The inventors of U.S. Patent No. 5,763,476 (“the ’476 patent”), assigned to Allergan/Forest Laboratories, made a startling discovery during the development of Saphris®. Saphris® contains the active ingredient asenapine, and is indicated for the treatment of schizophrenia and manic and mixed episodes associated with bipolar I disorder. During the development process, the inventors discovered that asenapine administered using either a conventional oral tablet or an IV formulation had the potential to cause serious cardiotoxic side effects in subjects taking the medicine. The inventors solved this problem—which had been completely unknown in the art—using a sublingual formulation, a formulation that dissolves under the tongue that leads to the diffusion of the medicine directly through the oral mucosa and bypasses the digestive system. It was completely unexpected that a sublingual dosage form could solve the cardiotoxicity problem and even today, it is unknown exactly why.

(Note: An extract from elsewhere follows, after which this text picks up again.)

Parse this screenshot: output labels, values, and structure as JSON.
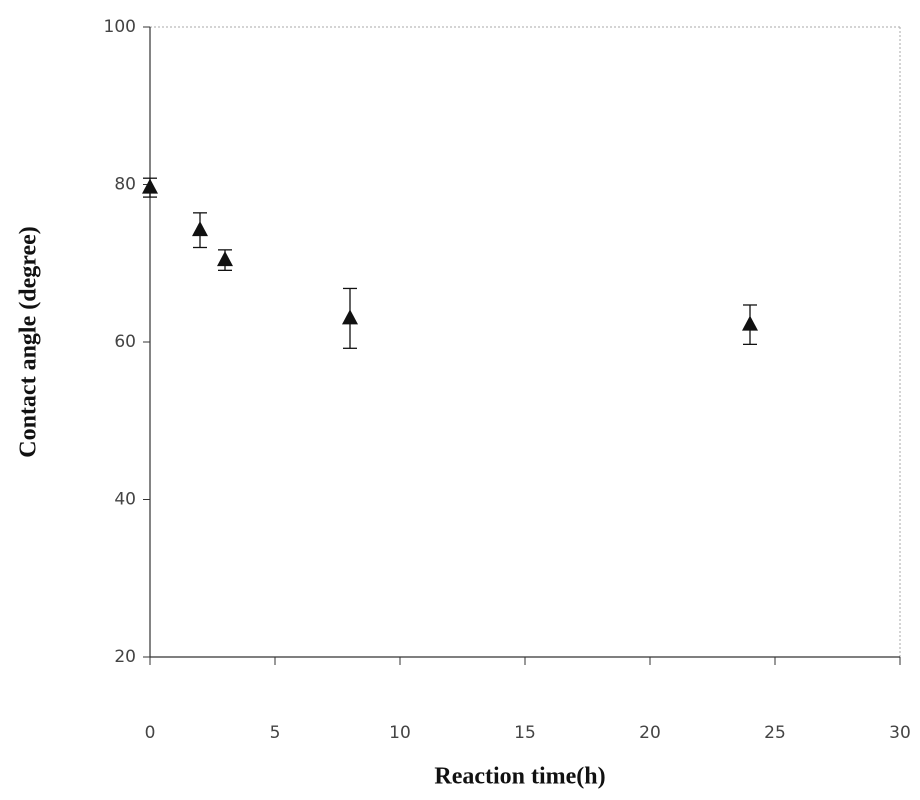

Finnegan represented Allergan/Forest in its Hatch-Waxman litigation in the District of Delaware, filed against generic pharmaceutical defendants that sought to make generic versions of Saphris®. The four defendants that proceeded to trial conceded infringement of certain claims of the ’476 patent. Following a two week trial, the district court held the asserted claims valid, rejecting defendants contentions that they were obvious in view of the prior art and were not enabled or adequately described by the specification. It has been established precedent for decades that the discovery of an unknown problem can itself be patentable, and the district court determined that the inventors discovered an unobvious solution to an unknown problem, namely that oral and IV administered asenapine could cause serious cardiotoxic side effects. The district court further explained “[t]he sublingual solution to the cardiotoxicity problem was not ‘predictable’ or ‘expected’. . . . There were numerous other formulations that could have been experimented with to try to solve the problem, but no reasonable expectation that any of them would have.” The district court further disagreed with defendants’ assertions that there was other motivation to make a sublingual asenapine tablet, stating that “skilled artisans reviewing the publications of the publically reported clinical studies would have understood that orally administered asenapine was safe, bioavailable, and clinically effective even at relatively low doses. . . . There was nothing in the prior art that would have indicated that the oral tablet had problems, such that skilled artisans would have been motivated to invest the resources necessary to completely change the route of administration.” As such, “[t]he court discerns no motivation from the record evidence to use a sublingual formulation—a formulation that had never before been used for an antipsychotic drug.”

The district court ordered the Food and Drug Administration (FDA) not to approve the defendants’ Abbreviated New Drug Application (ANDA) for generic asenapine until after the expiration of the ’476 patent.